The Press is marking the occasion with Rutgers: a 250th Anniversary Portrait edited by Nita Congress. Chartered in 1766 as the all-male Queen’s College, the school was renamed Rutgers College in 1825 to honor Revolutionary War veteran and trustee Colonel Henry Rutgers (the motto of the moment is “Revolutionary for 250 Years”). Illustrated with over 200 new and archival photographs, Rutgers features contributions by prominent faculty members, University leaders, and renowned alumni like Pulitzer-Prize-winning novelist Junot Diaz, also a graduate of Rutgers Press, having worked there as an intern back in the day when he was an unpublished novice trying to get the New Yorker’s attention.

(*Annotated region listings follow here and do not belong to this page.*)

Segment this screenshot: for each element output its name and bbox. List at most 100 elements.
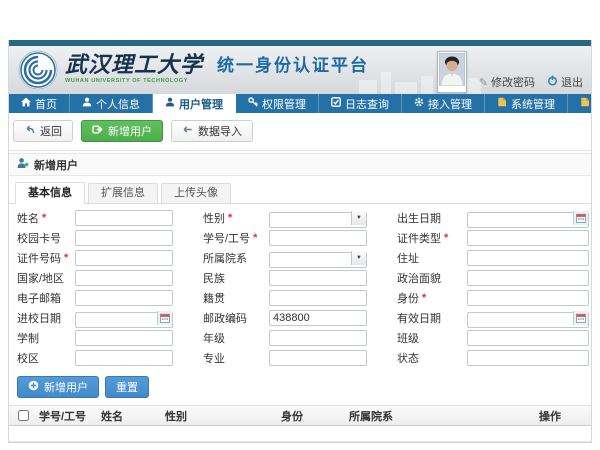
political-status-input[interactable] xyxy=(467,270,589,286)
tab-1[interactable]: 扩展信息 xyxy=(88,183,158,203)
birth-date-input[interactable] xyxy=(467,212,589,228)
campus-input[interactable] xyxy=(75,350,173,366)
field-label-grade: 年级 xyxy=(173,329,269,347)
country-region-input[interactable] xyxy=(75,270,173,286)
submit-label: 新增用户 xyxy=(44,379,88,395)
id-type-input[interactable] xyxy=(467,230,589,246)
status-input[interactable] xyxy=(467,350,589,366)
circle-plus-icon xyxy=(28,380,39,394)
person-icon xyxy=(82,97,92,110)
reset-button[interactable]: 重置 xyxy=(105,376,149,398)
calendar-icon xyxy=(160,311,170,326)
native-place-input[interactable] xyxy=(269,290,367,306)
nav-tab-label: 订阅管理 xyxy=(594,96,600,112)
back-arrow-icon xyxy=(24,124,35,138)
nav-tab-label: 首页 xyxy=(35,96,57,112)
back-button[interactable]: 返回 xyxy=(13,120,73,142)
power-icon xyxy=(547,75,558,89)
required-asterisk: * xyxy=(422,292,426,304)
id-number-input[interactable] xyxy=(75,250,173,266)
field-label-ethnicity: 民族 xyxy=(173,269,269,287)
book-icon xyxy=(580,97,590,110)
person-icon xyxy=(165,97,175,110)
ethnicity-input[interactable] xyxy=(269,270,367,286)
page: 武汉理工大学 WUHAN UNIVERSITY OF TECHNOLOGY 统一… xyxy=(0,0,600,450)
app-window: 武汉理工大学 WUHAN UNIVERSITY OF TECHNOLOGY 统一… xyxy=(8,40,592,443)
field-label-postal-code: 邮政编码 xyxy=(173,309,269,327)
data-import-button[interactable]: 数据导入 xyxy=(171,120,253,142)
field-label-name: 姓名* xyxy=(17,209,75,227)
nav-tab-label: 个人信息 xyxy=(96,96,140,112)
tab-0[interactable]: 基本信息 xyxy=(15,182,85,204)
field-label-country-region: 国家/地区 xyxy=(17,269,75,287)
log-check-icon xyxy=(331,97,341,110)
entry-date-calendar-button[interactable] xyxy=(157,311,172,325)
required-asterisk: * xyxy=(444,232,448,244)
nav-tab-4[interactable]: 日志查询 xyxy=(319,94,402,113)
field-label-birth-date: 出生日期 xyxy=(367,209,467,227)
university-name: 武汉理工大学 xyxy=(65,53,203,77)
form-tabs: 基本信息扩展信息上传头像 xyxy=(9,176,591,204)
email-input[interactable] xyxy=(75,290,173,306)
postal-code-input[interactable] xyxy=(269,310,367,326)
add-user-label: 新增用户 xyxy=(108,123,152,139)
campus-card-no-input[interactable] xyxy=(75,230,173,246)
university-logo-icon xyxy=(18,50,58,94)
grade-input[interactable] xyxy=(269,330,367,346)
empty-table-row xyxy=(9,426,591,442)
tab-2[interactable]: 上传头像 xyxy=(161,183,231,203)
nav-tab-5[interactable]: 接入管理 xyxy=(402,94,485,113)
nav-tab-3[interactable]: 权限管理 xyxy=(236,94,319,113)
nav-tab-2[interactable]: 用户管理 xyxy=(153,94,236,113)
birth-date-calendar-button[interactable] xyxy=(573,211,588,225)
identity-input[interactable] xyxy=(467,290,589,306)
field-label-entry-date: 进校日期 xyxy=(17,309,75,327)
required-asterisk: * xyxy=(42,212,46,224)
name-input[interactable] xyxy=(75,210,173,226)
address-input[interactable] xyxy=(467,250,589,266)
class-input[interactable] xyxy=(467,330,589,346)
add-user-toolbar-button[interactable]: 新增用户 xyxy=(81,120,163,142)
table-header-row: 学号/工号姓名性别身份所属院系操作 xyxy=(9,406,591,426)
select-all-checkbox[interactable] xyxy=(18,410,29,421)
field-label-email: 电子邮箱 xyxy=(17,289,75,307)
submit-add-user-button[interactable]: 新增用户 xyxy=(17,376,99,398)
nav-tab-label: 日志查询 xyxy=(345,96,389,112)
logout-label: 退出 xyxy=(561,74,583,90)
valid-date-input[interactable] xyxy=(467,312,589,328)
required-asterisk: * xyxy=(253,232,257,244)
field-label-class: 班级 xyxy=(367,329,467,347)
field-label-identity: 身份* xyxy=(367,289,467,307)
section-title: 新增用户 xyxy=(34,157,78,173)
nav-tab-1[interactable]: 个人信息 xyxy=(70,94,153,113)
nav-tab-label: 用户管理 xyxy=(179,96,223,112)
field-label-valid-date: 有效日期 xyxy=(367,309,467,327)
field-label-native-place: 籍贯 xyxy=(173,289,269,307)
add-person-icon xyxy=(17,157,29,172)
nav-tab-6[interactable]: 系统管理 xyxy=(485,94,568,113)
major-input[interactable] xyxy=(269,350,367,366)
arrow-left-icon xyxy=(182,124,193,138)
field-label-address: 住址 xyxy=(367,249,467,267)
field-label-major: 专业 xyxy=(173,349,269,367)
field-label-campus: 校区 xyxy=(17,349,75,367)
schooling-length-input[interactable] xyxy=(75,330,173,346)
required-asterisk: * xyxy=(228,212,232,224)
field-label-status: 状态 xyxy=(367,349,467,367)
field-label-student-id: 学号/工号* xyxy=(173,229,269,247)
nav-tab-7[interactable]: 订阅管理 xyxy=(568,94,600,113)
platform-title: 统一身份认证平台 xyxy=(217,51,369,76)
field-label-department: 所属院系 xyxy=(173,249,269,267)
column-header-5: 操作 xyxy=(535,406,591,426)
chevron-down-icon[interactable]: ▼ xyxy=(351,251,366,265)
valid-date-calendar-button[interactable] xyxy=(573,311,588,325)
field-label-campus-card-no: 校园卡号 xyxy=(17,229,75,247)
section-header: 新增用户 xyxy=(9,153,591,176)
change-password-link[interactable]: ✎ 修改密码 xyxy=(479,74,535,90)
field-label-political-status: 政治面貌 xyxy=(367,269,467,287)
logout-link[interactable]: 退出 xyxy=(547,74,583,90)
chevron-down-icon[interactable]: ▼ xyxy=(351,211,366,225)
student-id-input[interactable] xyxy=(269,230,367,246)
field-label-schooling-length: 学制 xyxy=(17,329,75,347)
nav-tab-0[interactable]: 首页 xyxy=(9,94,70,113)
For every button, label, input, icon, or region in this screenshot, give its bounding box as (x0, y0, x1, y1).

I would give Junot Diaz the last word if not for the fact that a quote from him about the state bookends Ilene Dube’s story in this issue, “Boardwalks of the Jersey Shore.” I could quote Senator Cory Booker (“people helping people: this is New Jersey”), the subject of Don Gilpin’s profile.    Looking for a more upbeat closing statement, however, I turned to Trump supporter Governor Chris Christie, featured in a previous Book Scene, where he’s quoted to the effect that “anybody who lives in New Jersey, the Jersey Shore is in your heart.”